The conversational interface makes such risk analysis highly approachable for analysts.
Conclusion
We walked through practical examples demonstrating how PandasAI can streamline financial analysis workflows through natural language conversations. Key takeaways include:
- Ask plain English questions to explore and visualize data
- Research investments by estimating returns, comparing risk and analyzing correlations
- Optimize and evaluate portfolios by conversing metrics like Sharpe ratio
- Model projected cash flows and valuations for stocks
- Assess risk through VaR, factor analysis, stress tests and more
By providing intuitive conversational access to data, PandasAI has the power to transform how financial analysts work.
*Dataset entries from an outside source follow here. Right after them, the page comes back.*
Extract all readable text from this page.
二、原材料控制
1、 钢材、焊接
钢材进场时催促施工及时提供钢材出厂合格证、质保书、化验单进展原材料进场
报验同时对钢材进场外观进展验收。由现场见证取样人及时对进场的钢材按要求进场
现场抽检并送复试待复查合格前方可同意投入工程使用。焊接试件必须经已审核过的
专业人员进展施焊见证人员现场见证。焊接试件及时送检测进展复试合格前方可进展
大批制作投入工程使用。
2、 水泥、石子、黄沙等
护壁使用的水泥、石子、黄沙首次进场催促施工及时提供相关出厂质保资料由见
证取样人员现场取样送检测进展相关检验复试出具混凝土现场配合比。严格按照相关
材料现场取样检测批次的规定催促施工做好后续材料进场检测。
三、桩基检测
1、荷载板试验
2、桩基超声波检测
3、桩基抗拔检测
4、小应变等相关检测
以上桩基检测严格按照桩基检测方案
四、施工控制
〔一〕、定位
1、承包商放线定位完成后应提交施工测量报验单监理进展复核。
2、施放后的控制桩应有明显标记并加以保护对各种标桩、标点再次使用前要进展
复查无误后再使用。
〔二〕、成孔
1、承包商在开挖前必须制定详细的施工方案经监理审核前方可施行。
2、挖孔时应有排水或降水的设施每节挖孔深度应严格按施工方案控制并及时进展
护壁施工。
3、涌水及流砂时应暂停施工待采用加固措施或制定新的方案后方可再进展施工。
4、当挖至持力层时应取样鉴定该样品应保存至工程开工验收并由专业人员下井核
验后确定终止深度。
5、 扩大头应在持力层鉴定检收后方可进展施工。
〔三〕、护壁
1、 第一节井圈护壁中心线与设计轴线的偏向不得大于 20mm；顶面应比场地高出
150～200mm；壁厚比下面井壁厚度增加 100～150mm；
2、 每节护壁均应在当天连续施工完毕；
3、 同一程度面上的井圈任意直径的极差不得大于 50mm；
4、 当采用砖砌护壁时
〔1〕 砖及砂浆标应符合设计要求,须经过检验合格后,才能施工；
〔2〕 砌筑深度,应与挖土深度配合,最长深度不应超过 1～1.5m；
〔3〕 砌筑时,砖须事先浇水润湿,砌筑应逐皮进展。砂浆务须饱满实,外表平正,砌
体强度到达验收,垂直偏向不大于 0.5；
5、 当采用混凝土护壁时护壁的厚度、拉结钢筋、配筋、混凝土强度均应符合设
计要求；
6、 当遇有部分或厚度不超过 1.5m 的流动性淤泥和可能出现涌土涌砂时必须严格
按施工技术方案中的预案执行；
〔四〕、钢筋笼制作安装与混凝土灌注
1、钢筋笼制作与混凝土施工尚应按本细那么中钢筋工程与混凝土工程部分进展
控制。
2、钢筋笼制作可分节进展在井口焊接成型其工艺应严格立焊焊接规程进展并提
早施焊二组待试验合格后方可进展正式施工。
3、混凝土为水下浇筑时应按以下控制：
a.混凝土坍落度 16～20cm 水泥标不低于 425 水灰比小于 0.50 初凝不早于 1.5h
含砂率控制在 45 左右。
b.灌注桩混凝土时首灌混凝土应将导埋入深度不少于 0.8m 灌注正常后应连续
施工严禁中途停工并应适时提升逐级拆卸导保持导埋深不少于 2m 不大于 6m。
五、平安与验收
The ability to gain insights through natural dialog instead of complex code unlocks productivity improvements for organizations.
While we focused on examples related to stocks here, the conversational analytics capabilities can extend to other assets like fixed income, derivatives, currencies and more. PandasAI's flexibility enables analysts to work efficiently with any financial data source.
As financial datasets grow larger and more complex, tools like PandasAI will become invaluable for organizations to stay agile and leverage data effectively. By starting to use conversational interfaces today, finance teams can future-proof themselves to win with data going forward.